I don't know why, but I felt I could trust the Entity's words. I felt he was telling the truth. I stood at the gateway, hesitating before I felt my resolve crumble. If this kills me, who cares. There's nothing to return to if I live...
What do I have to lose...
After stepping through the portal, I awoke in what looked to be a field with stalks of corn and farm equipment scattered around. The sky was dark with a faint moon glowing ominously in the background. But even with this setting, I felt I knew the place. Like I've walked these grounds all my life as if this place were my home.
Standing up, I began to realize the clothes I was wearing, my old warden's uniform. As I stood also felt chains pull on the back of my shirt, clacking with each inch I rose. A dented baton sat in the holster on my side.
I felt a voice ring within my ears. It said this: "Arise, my warden. Riot is in progress. The prisoners are trying to open power the gates. Shut them down."

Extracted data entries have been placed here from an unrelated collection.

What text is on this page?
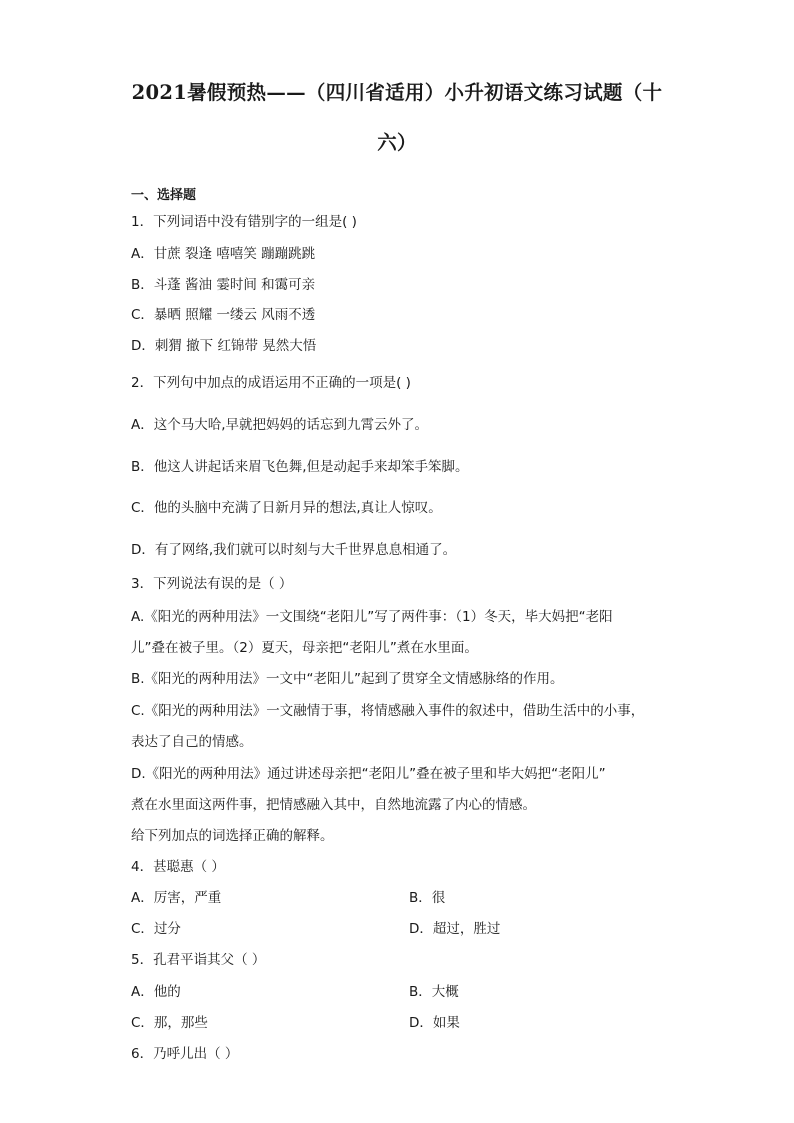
2021暑假预热——（四川省适用）小升初语文练习试题（十
六）
一、选择题
1．下列词语中没有错别字的一组是( )
A．甘蔗 裂逢 嘻嘻笑 蹦蹦跳跳
B．斗蓬 酱油 霎时间 和霭可亲
C．暴晒 照耀 一缕云 风雨不透
D．刺猬 撤下 红锦带 晃然大悟
2．下列句中加点的成语运用不正确的一项是( )
A．这个马大哈,早就把妈妈的话忘到九霄云外了。
B．他这人讲起话来眉飞色舞,但是动起手来却笨手笨脚。
C．他的头脑中充满了日新月异的想法,真让人惊叹。
D．有了网络,我们就可以时刻与大千世界息息相通了。
3．下列说法有误的是（ ）
A.《阳光的两种用法》一文围绕“老阳儿”写了两件事：（1）冬天，毕大妈把“老阳
儿”叠在被子里。（2）夏天，母亲把“老阳儿”煮在水里面。
B.《阳光的两种用法》一文中“老阳儿”起到了贯穿全文情感脉络的作用。
C.《阳光的两种用法》一文融情于事，将情感融入事件的叙述中，借助生活中的小事，
表达了自己的情感。
D.《阳光的两种用法》通过讲述母亲把“老阳儿”叠在被子里和毕大妈把“老阳儿”
煮在水里面这两件事，把情感融入其中，自然地流露了内心的情感。
给下列加点的词选择正确的解释。
4．甚聪惠（ ）
A．厉害，严重	B．很
C．过分	D．超过，胜过
5．孔君平诣其父（ ）
A．他的	B．大概
C．那，那些	D．如果
6．乃呼儿出（ ）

Looking around, faint red outlines of what appeared to be generators started appearing, beaconing me forth.
I knew my mission. Kill the escapees, hang them on the hooks. Take back this prison. I've been on the other side of this game, running around in fear. Now the tides have changed and I was ecstatic.

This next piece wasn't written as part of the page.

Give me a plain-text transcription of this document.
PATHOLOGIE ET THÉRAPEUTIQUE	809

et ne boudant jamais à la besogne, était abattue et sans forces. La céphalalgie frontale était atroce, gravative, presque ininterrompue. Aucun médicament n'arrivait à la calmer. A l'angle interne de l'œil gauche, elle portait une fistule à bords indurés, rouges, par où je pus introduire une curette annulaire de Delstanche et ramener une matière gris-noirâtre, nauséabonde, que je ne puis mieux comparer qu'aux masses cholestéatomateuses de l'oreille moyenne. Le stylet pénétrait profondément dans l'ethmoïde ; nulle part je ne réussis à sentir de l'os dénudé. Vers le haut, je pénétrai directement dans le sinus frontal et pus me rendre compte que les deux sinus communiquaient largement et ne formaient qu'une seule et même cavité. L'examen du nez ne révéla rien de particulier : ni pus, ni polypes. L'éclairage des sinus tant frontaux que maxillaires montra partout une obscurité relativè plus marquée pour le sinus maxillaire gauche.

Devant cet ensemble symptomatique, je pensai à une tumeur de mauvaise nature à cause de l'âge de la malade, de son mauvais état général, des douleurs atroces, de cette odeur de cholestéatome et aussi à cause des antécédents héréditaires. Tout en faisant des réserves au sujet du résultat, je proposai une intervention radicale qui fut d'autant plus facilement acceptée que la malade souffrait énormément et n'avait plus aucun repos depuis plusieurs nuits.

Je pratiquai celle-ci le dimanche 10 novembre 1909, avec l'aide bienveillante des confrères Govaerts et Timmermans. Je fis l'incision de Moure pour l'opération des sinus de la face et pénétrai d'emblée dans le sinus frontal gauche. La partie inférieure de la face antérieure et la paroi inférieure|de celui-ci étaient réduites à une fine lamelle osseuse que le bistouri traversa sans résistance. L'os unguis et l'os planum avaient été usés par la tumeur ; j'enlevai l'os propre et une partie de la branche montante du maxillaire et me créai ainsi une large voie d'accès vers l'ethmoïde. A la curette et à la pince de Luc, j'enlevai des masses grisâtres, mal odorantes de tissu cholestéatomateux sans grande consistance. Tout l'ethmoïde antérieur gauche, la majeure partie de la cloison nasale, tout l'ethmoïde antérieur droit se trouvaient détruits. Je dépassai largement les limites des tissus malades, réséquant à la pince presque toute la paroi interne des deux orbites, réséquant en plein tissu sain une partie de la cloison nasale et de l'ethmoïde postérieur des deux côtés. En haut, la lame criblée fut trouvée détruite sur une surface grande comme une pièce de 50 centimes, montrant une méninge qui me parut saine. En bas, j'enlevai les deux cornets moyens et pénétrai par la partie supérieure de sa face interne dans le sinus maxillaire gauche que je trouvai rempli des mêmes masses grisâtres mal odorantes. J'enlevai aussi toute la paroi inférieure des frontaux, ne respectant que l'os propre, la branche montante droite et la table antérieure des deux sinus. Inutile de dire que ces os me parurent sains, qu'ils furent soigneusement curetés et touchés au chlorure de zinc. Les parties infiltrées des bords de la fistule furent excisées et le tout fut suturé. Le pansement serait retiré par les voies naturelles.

"Go," the voice commanded, "kill the prisoners."
With my first thundering footstep, I began making my way towards a nearby explosion of a failed generator and for the first time since I arrived here...
I grinned.
Author's Notes:
Okay, I based this story off of my own killer idea which gained quite a bit of popularity on the steam forums. Just look up "Killer Idea: Warden" on the Dead by Daylight Steam guides and you should find it.
Also, the whole "enlightened romantic" survivor thing, in the beginning, was just to show that the main character of the story has been there for a while. I really have nothing else for that.
Well, that's everything. I hope you enjoyed my attempt at writing in the first person. I also hope you like my style of writing. I will attempt to make more stories in the future for this site but no promises.
Anyway, I'm going to go listen to Simon & Garfunkel, c'ya!